Il danno è evidente adesso, ma viene da lontano. E diventa eclatante con il liberismo del centrodestra, che tra un rosario di condoni edilizi e una ridda di promesse, taglia i fondi all’edilizia popolare. In più, la legge Bassanini, che decise di affidare l’Istituto case popolari, o Iacp, e il suo patrimonio alle regioni, negando loro però ogni risorsa per la gestione, gli ha dato un serio colpo. Aggravato dall’avvio della dismissione e la vendita degli alloggi agli occupanti. Senza curarsi dell’ossimoro per cui se qualcuno può acquistare casa, sia pure a prezzi calmierati, non ha più, chissà da quanto tempo, il diritto ad abitarvi, che veniva dall’impossibilità di pagare un affitto di mercato. Eppure le case popolari sono un bene pubblico, collettivo.
Ma, appunto, chi controlla? A chi interessa?

Ci sono state esperienze felici, certo. La stagione ad esempio dei contratti di quartiere, fine anni 90, interventi integrati in quartieri svantaggiati. Che hanno coinvolto nella progettazione associazioni di base e abitanti, attenuando a volte in buona parte i disagi sociali. Finanziato con più di 300 milioni di euro, sono stati utilizzati per recuperare alloggi ma anche spazi per i servizi, recuperando in parte le disuguaglianze prodotte dal sistema economico sociale, una costante ormai. Qui la programmazione e il rapporto con gli abitanti è stata una costante, a differenza dell’improvvisazione che purtroppo caratterizza da decenni le decisioni della politica. “La complessità delle periferie è pari solo alla loro vastità – dice Storto – e se molte riserve possono ragionevolmente mantenersi sull’efficacia e sull’adeguamento delle poltiiche abitative, sulle politiche urbane si è prossimi all’anno zero”.

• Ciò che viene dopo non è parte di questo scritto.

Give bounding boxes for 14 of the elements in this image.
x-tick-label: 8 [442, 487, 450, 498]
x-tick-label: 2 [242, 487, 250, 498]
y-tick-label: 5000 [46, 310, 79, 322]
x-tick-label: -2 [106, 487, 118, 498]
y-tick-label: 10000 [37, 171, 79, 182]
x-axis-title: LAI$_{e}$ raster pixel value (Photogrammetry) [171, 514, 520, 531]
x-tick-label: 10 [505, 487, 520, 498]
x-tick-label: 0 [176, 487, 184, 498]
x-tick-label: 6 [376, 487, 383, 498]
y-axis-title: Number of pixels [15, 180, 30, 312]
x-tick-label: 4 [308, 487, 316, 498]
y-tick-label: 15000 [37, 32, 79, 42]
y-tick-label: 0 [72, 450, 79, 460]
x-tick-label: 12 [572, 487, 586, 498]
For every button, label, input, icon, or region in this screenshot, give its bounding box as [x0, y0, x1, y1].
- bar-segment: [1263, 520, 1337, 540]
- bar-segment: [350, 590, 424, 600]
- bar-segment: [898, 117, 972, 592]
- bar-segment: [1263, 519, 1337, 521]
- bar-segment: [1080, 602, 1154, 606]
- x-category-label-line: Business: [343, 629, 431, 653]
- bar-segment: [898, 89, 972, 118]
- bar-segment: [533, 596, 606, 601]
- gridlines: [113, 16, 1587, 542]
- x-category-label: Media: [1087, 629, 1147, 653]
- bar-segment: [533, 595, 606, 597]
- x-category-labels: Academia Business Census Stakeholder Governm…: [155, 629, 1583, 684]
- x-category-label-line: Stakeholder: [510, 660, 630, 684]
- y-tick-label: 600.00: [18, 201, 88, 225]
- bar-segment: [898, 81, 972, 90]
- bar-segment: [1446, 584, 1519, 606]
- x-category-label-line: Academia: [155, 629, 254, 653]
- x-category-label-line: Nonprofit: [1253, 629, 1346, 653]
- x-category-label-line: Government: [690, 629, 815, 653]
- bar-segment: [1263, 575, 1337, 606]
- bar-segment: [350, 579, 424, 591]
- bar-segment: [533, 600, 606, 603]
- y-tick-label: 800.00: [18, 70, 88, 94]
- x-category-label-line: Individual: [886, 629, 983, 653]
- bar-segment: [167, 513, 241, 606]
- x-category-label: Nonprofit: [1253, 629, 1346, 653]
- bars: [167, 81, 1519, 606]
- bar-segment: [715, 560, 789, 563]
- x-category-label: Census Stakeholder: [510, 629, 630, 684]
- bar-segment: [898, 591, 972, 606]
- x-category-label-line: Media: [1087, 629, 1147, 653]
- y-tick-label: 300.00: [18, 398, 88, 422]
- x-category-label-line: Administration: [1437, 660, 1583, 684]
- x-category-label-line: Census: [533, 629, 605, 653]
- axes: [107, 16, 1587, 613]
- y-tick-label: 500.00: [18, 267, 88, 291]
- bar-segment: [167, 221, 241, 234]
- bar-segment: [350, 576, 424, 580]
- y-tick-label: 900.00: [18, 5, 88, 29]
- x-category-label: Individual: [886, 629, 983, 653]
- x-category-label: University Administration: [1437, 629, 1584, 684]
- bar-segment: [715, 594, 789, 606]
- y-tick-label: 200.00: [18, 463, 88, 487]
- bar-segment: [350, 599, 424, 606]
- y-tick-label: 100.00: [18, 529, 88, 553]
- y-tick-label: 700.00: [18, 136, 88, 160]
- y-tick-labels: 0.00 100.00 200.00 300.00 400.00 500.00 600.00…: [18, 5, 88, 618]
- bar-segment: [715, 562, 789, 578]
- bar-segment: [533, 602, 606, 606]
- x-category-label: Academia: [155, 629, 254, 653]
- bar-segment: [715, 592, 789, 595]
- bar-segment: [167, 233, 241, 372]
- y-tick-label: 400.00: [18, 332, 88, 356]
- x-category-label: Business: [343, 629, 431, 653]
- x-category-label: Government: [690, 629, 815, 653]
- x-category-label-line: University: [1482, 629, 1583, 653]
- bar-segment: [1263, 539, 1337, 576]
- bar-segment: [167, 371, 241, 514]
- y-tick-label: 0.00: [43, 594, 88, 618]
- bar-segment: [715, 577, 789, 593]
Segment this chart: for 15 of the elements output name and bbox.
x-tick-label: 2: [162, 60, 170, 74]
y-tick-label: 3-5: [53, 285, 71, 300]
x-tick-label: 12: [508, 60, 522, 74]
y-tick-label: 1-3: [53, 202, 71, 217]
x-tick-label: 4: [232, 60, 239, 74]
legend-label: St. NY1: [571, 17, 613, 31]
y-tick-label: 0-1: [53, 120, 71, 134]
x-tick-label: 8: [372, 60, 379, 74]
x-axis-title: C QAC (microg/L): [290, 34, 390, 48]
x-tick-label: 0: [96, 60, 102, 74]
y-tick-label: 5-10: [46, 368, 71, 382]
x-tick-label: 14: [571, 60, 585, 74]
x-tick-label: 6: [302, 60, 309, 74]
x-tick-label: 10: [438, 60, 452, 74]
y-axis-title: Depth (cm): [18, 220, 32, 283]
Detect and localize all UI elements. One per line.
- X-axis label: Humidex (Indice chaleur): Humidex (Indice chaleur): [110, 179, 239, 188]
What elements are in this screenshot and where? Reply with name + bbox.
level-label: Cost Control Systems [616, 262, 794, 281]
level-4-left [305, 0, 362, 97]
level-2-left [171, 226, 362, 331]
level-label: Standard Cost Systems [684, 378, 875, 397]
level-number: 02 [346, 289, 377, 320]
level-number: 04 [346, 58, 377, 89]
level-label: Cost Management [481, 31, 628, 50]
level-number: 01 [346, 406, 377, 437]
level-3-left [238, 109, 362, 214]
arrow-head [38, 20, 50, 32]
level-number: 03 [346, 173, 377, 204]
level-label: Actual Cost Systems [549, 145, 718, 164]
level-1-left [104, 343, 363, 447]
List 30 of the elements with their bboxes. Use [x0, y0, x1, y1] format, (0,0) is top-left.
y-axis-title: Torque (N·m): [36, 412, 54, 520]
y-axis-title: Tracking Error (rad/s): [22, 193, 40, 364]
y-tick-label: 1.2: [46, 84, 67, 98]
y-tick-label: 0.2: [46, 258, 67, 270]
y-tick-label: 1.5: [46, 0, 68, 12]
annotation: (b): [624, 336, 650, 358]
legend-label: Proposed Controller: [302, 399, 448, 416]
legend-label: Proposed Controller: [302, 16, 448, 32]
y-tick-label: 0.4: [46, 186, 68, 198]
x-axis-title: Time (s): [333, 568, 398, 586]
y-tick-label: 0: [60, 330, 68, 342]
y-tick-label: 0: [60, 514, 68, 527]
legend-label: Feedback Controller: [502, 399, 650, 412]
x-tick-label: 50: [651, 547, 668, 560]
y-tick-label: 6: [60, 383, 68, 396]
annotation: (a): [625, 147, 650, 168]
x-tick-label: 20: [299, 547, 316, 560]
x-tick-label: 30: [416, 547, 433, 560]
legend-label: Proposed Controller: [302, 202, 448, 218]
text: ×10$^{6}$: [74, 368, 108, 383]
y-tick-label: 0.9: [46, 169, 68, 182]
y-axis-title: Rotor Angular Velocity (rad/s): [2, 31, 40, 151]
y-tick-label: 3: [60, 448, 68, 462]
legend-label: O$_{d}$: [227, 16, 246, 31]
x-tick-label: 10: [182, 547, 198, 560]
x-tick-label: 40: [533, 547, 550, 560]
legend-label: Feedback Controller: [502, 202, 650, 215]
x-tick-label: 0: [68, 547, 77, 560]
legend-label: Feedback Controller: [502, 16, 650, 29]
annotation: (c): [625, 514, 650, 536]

Legge dopo legge, decreto dopo decreto, Storto s’inoltra nella giungla di norme che si sono sommate per quarant’anni sulla questione abitativa con un declinare di risorse. Eppure ce ne sarebbe bisogno. Aumentano le coabitazioni forzate, le case in affitto sono circa il 18% del totale, il resto è di proprietà. Ma molte famiglie abitano in luoghi inappropriati o occupati: è perfino difficile, nota Storto, “ricostruire l’entità e l’articolazione del disagio abitativo. Si conoscono i provvedimenti di sfratto emessi – 77.278 nel 2014 (eseguiti 36.083) di cui 69.015 per morosità – che del disagio rappresentano una delle manifestazioni più acute”.

C’è speranza per l’edilizia pubblica? Intanto c’è una domanda inevasa: ricucire la frattura tra le politiche urbane e le politiche abitative, conclude Storto, “non è questione da esaminare dal punto di vista delle reciproche compatibilità. La necessità di sperarla, trascurando la preoccupazione di incorrere in un giudizio di radicalità al pari di ogni proposta difforme dal pensiero corrente, deve risultare un’opzione da tramutare in risposta a una domanda abitativa che non è possibile soddisfare in altro modo”.
Cambiare è possibile, conclude Storto. Purché si guardi alle città con occhi liberi dalla propaganda interessata: “Qualsiasi ragionamento teso a mitigare le distorsioni del mercato edilizio s’imbatte nella rendita. La rendita come generatrice di disuguaglianze sociali e di povertà urbane; la rendita come zavorra che fagocita risorse a discapito degli investimenti produttivi; la rendita come legante capace di impastare e compattare un conglomerato coeso grandi e piccoli interessi”.